NGINX Unit and vibe.d Integration Performance

Kyle Ingraham kyle at kyleingraham.com
Thu Oct 31 16:43:09 UTC 2024


On Monday, 28 October 2024 at 20:53:32 UTC, Salih Dincer wrote:
> On Monday, 28 October 2024 at 19:57:41 UTC, Kyle Ingraham wrote:
>> 
>> - Polling too little killed performance and too often wrecked 
>> CPU usage.
>> - Using message passing reduced performance quite a bit.
>> - Batching reads was hard because it was tricky balancing 
>> performance for single requests with performance for streams 
>> of them.
>
> Semaphore?
>
> https://demirten-gitbooks-io.translate.goog/linux-sistem-programlama/content/semaphore/operations.html?_x_tr_sl=tr&_x_tr_tl=en&_x_tr_hl=tr&_x_tr_pto=wapp
>
> SDB at 79

I went back to try using a semaphore and ended up using a mutex, 
an event, and a lock-free queue.
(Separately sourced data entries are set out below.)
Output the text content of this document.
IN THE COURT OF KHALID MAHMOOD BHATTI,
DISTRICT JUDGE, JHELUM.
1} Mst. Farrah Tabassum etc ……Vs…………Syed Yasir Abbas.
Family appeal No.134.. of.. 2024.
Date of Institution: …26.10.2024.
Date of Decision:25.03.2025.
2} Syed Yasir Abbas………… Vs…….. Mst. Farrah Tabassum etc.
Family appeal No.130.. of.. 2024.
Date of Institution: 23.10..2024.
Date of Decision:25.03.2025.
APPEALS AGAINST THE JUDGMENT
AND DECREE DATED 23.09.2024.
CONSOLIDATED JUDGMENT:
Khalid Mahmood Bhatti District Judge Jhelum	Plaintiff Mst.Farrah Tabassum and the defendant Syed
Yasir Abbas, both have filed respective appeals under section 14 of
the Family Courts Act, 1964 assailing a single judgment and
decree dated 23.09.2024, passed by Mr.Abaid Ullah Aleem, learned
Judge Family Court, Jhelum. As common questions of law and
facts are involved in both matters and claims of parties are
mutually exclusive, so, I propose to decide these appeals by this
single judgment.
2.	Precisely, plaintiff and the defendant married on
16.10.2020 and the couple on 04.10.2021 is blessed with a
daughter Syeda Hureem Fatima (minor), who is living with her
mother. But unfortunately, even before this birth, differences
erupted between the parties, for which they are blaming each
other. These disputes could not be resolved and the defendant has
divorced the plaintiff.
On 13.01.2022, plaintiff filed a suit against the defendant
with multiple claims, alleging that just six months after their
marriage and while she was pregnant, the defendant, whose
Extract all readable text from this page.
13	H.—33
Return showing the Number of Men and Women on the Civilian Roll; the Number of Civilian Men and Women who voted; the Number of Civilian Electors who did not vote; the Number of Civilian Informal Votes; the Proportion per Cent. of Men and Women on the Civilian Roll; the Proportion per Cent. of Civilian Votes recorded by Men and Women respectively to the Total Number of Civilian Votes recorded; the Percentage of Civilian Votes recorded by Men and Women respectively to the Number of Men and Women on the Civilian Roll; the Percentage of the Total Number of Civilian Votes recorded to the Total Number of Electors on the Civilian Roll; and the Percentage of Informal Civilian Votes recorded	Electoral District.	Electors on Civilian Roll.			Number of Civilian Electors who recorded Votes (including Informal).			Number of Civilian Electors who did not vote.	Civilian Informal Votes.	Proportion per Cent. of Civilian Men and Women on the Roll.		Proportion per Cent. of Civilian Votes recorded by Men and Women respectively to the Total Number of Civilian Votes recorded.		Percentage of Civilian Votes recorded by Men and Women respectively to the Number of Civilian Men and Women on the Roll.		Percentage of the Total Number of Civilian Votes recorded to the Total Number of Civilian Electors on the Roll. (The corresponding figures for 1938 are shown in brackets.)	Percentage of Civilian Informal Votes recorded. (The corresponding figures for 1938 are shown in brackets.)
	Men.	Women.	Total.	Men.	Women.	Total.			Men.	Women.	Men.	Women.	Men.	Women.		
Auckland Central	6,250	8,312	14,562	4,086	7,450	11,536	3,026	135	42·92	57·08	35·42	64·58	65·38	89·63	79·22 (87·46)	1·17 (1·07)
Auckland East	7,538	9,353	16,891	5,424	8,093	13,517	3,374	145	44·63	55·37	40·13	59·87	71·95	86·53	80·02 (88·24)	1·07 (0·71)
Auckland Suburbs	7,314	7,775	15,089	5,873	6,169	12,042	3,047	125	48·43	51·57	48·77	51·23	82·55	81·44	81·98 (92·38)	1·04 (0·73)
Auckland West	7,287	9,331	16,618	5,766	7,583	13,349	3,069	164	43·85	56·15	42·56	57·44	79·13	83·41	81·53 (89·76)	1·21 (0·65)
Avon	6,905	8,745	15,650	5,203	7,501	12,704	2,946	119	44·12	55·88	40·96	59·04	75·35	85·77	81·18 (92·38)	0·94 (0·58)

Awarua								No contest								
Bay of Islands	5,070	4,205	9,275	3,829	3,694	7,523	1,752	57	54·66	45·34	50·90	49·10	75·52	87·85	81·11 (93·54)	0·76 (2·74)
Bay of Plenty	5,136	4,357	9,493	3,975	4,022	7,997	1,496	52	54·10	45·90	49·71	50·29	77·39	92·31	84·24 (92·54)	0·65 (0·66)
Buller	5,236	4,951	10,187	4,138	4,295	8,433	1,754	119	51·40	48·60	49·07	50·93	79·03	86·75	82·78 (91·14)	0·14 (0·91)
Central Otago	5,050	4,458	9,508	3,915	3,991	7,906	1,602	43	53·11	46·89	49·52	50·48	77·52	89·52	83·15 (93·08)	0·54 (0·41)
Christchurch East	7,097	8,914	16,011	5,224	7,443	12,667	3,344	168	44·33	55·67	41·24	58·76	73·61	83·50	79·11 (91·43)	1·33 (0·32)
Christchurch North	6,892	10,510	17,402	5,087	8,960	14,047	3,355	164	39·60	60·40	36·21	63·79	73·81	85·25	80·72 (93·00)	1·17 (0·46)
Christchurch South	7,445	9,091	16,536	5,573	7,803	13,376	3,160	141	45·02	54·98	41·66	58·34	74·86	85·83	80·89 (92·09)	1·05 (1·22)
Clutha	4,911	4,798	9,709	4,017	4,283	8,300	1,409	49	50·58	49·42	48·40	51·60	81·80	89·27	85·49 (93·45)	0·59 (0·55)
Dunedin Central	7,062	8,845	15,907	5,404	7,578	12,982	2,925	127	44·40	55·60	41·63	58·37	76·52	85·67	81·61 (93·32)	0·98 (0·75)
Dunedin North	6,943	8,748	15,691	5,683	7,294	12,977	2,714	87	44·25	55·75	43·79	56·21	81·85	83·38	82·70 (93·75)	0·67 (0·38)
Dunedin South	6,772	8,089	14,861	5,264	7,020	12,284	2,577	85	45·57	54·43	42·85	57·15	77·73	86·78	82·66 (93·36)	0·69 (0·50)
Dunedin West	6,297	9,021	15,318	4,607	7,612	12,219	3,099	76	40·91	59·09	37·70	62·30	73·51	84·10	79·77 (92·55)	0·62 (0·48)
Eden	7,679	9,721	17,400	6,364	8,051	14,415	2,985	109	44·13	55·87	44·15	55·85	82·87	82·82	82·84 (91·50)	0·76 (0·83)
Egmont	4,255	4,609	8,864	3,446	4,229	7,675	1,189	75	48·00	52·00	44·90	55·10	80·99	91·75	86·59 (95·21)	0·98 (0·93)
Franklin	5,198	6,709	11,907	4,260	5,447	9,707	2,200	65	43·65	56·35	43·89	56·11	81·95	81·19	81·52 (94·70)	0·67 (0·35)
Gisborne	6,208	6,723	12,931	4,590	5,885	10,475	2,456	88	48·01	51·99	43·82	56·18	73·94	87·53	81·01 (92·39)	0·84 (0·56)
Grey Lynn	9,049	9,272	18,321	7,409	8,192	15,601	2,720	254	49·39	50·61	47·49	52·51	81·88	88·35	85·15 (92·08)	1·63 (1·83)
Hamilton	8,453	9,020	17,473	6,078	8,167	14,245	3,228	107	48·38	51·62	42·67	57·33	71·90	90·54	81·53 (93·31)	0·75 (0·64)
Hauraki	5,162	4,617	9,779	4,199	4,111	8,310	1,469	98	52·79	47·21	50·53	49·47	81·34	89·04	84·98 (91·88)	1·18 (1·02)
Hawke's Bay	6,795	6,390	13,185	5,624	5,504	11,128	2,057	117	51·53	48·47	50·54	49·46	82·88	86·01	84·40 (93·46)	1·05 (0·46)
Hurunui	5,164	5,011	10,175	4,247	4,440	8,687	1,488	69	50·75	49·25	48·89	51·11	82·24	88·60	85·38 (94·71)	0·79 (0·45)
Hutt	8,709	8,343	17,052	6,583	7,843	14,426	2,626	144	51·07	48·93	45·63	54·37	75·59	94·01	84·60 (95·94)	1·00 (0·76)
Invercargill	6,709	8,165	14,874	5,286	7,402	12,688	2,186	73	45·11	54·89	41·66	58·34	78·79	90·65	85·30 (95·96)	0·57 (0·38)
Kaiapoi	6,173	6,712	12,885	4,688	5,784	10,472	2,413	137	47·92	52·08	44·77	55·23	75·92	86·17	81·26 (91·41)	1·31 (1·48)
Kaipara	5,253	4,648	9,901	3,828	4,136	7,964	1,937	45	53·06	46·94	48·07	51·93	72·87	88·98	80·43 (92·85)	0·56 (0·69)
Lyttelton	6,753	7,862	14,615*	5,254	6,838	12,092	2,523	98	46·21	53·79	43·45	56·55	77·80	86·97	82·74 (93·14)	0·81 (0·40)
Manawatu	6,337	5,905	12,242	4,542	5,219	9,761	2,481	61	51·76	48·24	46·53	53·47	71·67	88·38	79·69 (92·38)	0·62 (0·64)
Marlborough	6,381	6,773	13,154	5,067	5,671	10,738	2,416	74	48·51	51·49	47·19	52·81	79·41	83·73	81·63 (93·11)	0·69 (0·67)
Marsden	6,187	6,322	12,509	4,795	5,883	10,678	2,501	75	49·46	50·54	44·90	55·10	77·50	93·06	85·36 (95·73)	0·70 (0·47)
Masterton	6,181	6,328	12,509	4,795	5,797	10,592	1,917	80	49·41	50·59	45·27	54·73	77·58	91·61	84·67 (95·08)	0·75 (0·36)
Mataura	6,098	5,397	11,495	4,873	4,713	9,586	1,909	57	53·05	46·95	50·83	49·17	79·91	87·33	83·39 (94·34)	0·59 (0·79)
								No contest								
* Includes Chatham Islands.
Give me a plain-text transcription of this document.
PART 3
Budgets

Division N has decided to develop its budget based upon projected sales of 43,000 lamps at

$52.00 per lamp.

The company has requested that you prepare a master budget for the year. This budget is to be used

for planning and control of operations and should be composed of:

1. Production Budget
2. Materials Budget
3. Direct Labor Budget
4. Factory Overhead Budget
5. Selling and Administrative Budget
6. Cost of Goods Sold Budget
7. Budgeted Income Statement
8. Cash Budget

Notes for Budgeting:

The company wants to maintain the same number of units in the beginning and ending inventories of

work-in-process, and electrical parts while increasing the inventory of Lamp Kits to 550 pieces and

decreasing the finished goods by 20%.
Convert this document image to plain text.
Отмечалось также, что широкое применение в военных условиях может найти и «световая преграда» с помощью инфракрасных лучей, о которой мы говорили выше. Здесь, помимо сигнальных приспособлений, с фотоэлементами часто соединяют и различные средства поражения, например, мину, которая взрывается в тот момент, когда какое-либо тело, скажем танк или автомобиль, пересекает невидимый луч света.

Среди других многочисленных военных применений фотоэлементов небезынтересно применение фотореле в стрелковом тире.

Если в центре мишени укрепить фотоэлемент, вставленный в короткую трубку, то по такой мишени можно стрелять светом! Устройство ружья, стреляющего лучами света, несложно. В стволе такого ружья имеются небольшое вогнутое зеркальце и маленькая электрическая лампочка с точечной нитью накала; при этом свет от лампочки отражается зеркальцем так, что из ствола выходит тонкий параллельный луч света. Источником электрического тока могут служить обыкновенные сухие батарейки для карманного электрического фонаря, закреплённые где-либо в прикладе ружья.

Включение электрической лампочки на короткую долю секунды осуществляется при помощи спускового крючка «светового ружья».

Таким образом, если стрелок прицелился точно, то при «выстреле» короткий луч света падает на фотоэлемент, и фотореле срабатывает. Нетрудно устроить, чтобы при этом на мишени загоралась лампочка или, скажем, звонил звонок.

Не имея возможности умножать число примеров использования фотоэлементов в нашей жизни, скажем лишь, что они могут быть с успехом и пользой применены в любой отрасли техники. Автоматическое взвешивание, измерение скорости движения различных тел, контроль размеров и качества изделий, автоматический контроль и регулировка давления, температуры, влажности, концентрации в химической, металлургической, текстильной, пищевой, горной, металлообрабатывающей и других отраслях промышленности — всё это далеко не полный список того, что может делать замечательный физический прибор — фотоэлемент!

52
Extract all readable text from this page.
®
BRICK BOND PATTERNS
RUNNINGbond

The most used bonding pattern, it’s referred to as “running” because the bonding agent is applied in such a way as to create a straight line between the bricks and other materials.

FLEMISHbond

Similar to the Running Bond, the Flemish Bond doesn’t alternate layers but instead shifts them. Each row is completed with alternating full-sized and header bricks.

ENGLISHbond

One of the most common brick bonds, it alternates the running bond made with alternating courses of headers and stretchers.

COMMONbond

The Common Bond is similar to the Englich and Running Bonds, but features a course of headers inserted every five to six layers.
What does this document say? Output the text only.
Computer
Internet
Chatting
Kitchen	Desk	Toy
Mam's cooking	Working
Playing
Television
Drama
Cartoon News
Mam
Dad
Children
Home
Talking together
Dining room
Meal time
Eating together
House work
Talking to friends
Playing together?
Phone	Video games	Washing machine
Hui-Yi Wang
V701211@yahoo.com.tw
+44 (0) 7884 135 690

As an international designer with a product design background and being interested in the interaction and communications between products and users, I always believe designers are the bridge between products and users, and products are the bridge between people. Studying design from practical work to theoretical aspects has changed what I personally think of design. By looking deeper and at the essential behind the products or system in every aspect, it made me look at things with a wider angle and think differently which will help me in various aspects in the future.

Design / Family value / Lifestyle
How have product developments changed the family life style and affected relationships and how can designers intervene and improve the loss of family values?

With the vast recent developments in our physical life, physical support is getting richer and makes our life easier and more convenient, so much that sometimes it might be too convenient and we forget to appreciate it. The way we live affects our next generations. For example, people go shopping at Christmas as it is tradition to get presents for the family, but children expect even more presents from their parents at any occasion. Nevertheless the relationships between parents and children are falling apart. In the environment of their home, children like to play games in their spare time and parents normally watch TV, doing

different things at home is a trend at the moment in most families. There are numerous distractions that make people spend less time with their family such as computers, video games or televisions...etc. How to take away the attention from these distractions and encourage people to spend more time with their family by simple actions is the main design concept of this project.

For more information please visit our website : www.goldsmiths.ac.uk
My aim was to limit the amount 
of vibe.d events emitted to hopefully limit event loop overhead. 
It works as follows:

- Requests come in on the Unit thread and are added to the 
lock-free queue.
- The Unit thread tries to obtain the mutex. If it cannot, it 
assumes request processing is in progress on the vibe.d thread 
and does not emit an event.
- In the vibe.d thread it waits on an event. Once it arrives, it 
obtains the mutex and pulls from the lock-free queue until it is 
empty.
- Once the queue is empty the vibe.d thread releases the mutex 
and waits for another event.

This approach increased requests processed per events 
emitted/waited from 1:1 to 10:1. This had no impact on event loop 
overhead however. The entire program still spends ~50% of its 
runtime in this function: 
https://github.com/vibe-d/eventcore/blob/0cdddc475965824f32d32c9e4a1dfa58bd616cc9/source/eventcore/drivers/posix/cfrunloop.d#L38. I'll see if I can get images here of my profiling. I'm sure I'm missing something obvious here.